By going back to specific videos, and applying best practices, we were able to see the sharp increase in watch time the videos were now getting. This helped us prioritise YouTube SEO as high as a “snappy title”.

Lead generation

Whilst our hope is that people will consume our content, and apply it to their lives or business, we also hope that some may become customers where we can help them further.

We consider the following as leads:

  • Email subscriptions / content upgrades
  • Event enquiry
  • Course enquiry
  • Sponsorship enquiry

Having established our key lead generation channels, we could now monitor our content to see what types of content generate each type of lead. For example we found a content upgrade on a podcast massively increases our email subscriptions vs a simple request to join our mailing list.

Content conversions

There are many ways to measure a conversion. Therefore we listed out what we would consider a conversion we want to track:

  • YouTube subscription
  • Lead magnet download/email subscription
  • Course/event ticket purchase
  • Sponsorship

We could now focus on what videos lead to a YouTube subscription, or what podcasts lead to people downloading the content upgrade and so on.

The data is there when you know what it is you are looking for.

We’ve now a much better idea of the sorts of topics that would lead to a lead magnet download, or a YouTube subscription that we ever had before!

Community engagement

It didn’t take us long to work out why people were not engaging.

  • We were not asking the right questions in order to get people to comment.
  • We were not replying to and engaging with those who did post.

These two points were self-fulfilling.

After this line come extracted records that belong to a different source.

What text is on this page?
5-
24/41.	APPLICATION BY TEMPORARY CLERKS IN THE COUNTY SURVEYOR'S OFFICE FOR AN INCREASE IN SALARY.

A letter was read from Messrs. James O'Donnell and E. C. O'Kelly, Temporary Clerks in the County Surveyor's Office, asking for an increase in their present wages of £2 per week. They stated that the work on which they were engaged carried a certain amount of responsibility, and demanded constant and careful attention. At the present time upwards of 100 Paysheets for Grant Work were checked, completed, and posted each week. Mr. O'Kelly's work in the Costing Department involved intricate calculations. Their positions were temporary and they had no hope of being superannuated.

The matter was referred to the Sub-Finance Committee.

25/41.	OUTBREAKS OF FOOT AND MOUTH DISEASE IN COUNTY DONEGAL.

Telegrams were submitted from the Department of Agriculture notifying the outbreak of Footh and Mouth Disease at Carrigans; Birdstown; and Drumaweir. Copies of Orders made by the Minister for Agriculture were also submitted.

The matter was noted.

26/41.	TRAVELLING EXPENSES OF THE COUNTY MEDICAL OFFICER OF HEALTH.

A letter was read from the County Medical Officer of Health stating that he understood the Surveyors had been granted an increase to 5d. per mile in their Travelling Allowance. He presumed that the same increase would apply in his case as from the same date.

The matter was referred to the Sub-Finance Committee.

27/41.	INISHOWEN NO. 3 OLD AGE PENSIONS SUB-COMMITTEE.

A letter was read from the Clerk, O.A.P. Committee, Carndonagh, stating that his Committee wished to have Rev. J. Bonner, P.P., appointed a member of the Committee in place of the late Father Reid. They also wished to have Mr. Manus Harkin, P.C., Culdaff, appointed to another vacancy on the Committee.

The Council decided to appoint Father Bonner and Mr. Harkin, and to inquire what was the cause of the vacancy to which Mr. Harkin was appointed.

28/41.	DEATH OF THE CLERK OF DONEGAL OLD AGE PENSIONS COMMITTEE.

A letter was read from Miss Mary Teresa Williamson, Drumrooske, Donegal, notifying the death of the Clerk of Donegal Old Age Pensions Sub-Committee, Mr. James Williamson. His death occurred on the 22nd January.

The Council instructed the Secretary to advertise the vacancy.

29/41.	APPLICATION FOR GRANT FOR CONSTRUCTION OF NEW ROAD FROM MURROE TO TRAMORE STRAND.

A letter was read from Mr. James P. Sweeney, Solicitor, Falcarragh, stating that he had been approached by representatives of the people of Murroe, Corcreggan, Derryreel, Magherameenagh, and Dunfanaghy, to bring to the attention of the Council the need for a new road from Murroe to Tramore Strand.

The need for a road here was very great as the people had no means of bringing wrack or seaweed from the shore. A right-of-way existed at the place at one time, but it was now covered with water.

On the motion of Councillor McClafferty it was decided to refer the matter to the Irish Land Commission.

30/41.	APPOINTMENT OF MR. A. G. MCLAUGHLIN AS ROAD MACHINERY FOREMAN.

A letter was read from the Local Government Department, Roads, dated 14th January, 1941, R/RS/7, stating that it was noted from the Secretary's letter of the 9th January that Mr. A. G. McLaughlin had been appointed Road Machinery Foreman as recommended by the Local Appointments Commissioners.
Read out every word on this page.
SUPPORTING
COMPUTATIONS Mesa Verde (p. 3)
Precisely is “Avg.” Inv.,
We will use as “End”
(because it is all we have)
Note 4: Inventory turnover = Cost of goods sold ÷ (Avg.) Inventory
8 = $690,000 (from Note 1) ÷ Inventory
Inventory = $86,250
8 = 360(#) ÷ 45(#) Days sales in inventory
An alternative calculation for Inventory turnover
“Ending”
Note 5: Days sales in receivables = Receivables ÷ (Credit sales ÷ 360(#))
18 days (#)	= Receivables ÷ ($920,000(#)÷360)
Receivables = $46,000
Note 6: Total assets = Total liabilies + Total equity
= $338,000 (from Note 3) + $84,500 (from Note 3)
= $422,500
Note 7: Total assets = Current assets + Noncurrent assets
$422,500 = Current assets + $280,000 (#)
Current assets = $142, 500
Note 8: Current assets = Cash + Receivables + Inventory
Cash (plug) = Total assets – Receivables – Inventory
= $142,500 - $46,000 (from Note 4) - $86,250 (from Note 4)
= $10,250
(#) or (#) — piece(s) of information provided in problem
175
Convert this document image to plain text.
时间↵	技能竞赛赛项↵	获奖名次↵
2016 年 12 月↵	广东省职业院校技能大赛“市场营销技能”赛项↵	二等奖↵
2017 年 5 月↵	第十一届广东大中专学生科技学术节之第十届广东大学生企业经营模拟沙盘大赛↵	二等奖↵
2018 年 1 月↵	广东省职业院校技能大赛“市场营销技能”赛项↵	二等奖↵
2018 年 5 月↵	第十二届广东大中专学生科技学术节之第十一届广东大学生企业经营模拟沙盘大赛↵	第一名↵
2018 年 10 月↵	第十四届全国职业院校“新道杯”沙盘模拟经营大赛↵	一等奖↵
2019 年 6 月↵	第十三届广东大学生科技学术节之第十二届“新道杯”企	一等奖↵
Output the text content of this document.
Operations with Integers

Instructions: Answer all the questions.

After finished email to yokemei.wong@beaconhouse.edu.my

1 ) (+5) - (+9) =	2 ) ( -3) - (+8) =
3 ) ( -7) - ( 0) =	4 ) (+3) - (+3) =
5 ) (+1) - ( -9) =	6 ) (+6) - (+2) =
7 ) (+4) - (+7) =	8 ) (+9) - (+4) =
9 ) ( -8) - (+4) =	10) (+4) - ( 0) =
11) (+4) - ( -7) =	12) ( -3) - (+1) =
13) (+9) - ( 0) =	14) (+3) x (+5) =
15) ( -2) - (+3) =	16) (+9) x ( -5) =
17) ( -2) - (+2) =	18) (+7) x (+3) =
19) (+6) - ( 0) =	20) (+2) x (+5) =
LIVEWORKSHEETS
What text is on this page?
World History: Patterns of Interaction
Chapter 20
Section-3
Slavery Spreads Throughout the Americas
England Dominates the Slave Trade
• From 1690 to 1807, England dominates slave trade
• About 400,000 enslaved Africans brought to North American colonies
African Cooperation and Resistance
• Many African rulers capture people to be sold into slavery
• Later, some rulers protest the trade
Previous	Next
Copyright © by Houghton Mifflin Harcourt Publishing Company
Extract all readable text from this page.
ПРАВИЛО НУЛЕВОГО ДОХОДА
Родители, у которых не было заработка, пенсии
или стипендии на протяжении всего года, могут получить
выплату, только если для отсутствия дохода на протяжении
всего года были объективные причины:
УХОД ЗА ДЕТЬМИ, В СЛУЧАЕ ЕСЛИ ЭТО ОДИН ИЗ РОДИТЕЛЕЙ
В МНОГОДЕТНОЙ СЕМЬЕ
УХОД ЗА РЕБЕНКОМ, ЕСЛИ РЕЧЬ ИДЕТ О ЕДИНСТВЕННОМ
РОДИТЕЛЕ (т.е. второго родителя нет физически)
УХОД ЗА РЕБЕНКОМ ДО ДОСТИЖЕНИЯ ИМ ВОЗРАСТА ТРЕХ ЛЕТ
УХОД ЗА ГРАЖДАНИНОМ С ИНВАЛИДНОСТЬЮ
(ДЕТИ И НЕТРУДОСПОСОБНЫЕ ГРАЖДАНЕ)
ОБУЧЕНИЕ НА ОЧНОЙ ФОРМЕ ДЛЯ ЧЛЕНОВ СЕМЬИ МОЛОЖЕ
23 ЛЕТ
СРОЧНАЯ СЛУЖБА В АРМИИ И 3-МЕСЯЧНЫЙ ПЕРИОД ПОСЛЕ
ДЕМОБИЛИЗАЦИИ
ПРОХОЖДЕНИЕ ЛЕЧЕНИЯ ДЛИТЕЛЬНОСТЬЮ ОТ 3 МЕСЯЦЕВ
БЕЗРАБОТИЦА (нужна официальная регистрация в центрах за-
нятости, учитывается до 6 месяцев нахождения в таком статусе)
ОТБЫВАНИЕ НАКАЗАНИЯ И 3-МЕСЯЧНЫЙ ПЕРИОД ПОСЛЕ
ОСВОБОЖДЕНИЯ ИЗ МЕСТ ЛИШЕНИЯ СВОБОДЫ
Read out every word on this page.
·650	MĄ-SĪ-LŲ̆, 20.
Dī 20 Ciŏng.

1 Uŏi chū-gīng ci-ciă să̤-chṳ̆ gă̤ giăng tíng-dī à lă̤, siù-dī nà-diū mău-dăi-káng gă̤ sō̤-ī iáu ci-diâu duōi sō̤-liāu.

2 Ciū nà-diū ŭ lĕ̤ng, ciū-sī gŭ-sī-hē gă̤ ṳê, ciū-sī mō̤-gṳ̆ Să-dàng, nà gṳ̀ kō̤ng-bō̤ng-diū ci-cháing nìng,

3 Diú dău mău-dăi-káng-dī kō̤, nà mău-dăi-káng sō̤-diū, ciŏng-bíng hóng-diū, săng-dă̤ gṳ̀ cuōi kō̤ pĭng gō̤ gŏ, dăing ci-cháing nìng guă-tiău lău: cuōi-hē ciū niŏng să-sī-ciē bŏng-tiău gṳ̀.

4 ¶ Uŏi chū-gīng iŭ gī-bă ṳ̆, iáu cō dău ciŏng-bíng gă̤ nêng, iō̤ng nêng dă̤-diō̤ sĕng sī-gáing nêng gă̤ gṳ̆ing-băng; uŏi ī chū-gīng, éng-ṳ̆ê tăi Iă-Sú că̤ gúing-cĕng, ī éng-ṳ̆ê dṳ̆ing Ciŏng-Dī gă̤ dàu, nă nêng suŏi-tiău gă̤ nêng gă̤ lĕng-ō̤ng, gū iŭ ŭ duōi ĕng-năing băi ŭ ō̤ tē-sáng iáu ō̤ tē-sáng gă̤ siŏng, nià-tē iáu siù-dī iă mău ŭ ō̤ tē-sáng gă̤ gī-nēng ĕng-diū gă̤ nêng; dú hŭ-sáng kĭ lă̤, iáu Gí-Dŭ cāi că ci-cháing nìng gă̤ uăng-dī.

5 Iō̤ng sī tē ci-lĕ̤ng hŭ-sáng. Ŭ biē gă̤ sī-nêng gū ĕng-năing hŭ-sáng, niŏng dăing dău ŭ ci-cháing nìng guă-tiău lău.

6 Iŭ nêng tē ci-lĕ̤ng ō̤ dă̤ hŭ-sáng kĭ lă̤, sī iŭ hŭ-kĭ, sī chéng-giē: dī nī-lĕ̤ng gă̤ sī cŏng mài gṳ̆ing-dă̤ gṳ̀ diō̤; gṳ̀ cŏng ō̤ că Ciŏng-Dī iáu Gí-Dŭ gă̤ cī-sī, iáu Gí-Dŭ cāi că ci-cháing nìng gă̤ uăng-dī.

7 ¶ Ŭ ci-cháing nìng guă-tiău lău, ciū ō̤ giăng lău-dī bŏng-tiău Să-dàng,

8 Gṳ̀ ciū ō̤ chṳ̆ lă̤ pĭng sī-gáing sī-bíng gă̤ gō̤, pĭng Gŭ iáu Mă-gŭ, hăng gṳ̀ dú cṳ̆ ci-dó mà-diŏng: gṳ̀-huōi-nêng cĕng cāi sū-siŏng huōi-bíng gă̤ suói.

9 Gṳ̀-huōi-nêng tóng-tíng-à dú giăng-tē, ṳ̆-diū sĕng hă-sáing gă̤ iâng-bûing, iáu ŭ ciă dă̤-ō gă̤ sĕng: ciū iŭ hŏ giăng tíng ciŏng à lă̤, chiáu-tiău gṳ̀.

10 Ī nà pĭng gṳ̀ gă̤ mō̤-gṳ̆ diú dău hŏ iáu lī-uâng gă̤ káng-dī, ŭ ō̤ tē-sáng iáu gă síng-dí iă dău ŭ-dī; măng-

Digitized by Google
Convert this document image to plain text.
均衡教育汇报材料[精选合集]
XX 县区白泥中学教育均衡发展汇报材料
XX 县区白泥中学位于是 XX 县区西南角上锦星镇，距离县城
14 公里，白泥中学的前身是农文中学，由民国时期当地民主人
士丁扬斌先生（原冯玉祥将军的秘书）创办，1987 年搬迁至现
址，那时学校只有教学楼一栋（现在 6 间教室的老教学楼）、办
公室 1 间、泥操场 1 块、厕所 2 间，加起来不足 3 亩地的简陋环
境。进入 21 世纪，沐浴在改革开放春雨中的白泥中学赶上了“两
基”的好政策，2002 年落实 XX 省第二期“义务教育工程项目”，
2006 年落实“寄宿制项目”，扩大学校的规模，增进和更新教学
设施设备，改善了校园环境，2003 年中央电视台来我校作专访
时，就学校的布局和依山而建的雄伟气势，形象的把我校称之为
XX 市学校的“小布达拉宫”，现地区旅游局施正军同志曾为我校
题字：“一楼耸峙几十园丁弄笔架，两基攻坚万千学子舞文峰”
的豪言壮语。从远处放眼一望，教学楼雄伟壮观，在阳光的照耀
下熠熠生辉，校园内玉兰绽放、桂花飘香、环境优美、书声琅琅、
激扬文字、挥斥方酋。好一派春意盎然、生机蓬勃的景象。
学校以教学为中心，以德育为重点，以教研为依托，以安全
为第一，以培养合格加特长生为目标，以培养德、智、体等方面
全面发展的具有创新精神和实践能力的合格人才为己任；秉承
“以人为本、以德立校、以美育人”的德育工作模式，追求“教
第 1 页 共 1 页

Limited comments, and a lack of reciprocal engagement from ourselves was affecting our “discoverability” yet again. YouTube and other social platforms are less likely to put your content in front of others when it attracts little to no activity.

Moving forward we focused on posting content that would encourage people to share their own stories or opinions. We experimented with questions and content that would prompt a response from the reader.

Again, the data is always there. We were able to look with tools such as Publer at our overall engagement across platforms vs previous months, both at a high level, and per post level.

Knowing the outcome we want, we learn from the posts that show the best results and try to do more!

Brand awareness

Possibly the hardest to measure, but also vitally important to us. As we build our brand equity, we increase our audience, leads, conversions and grow our reach. Everything feeds each other.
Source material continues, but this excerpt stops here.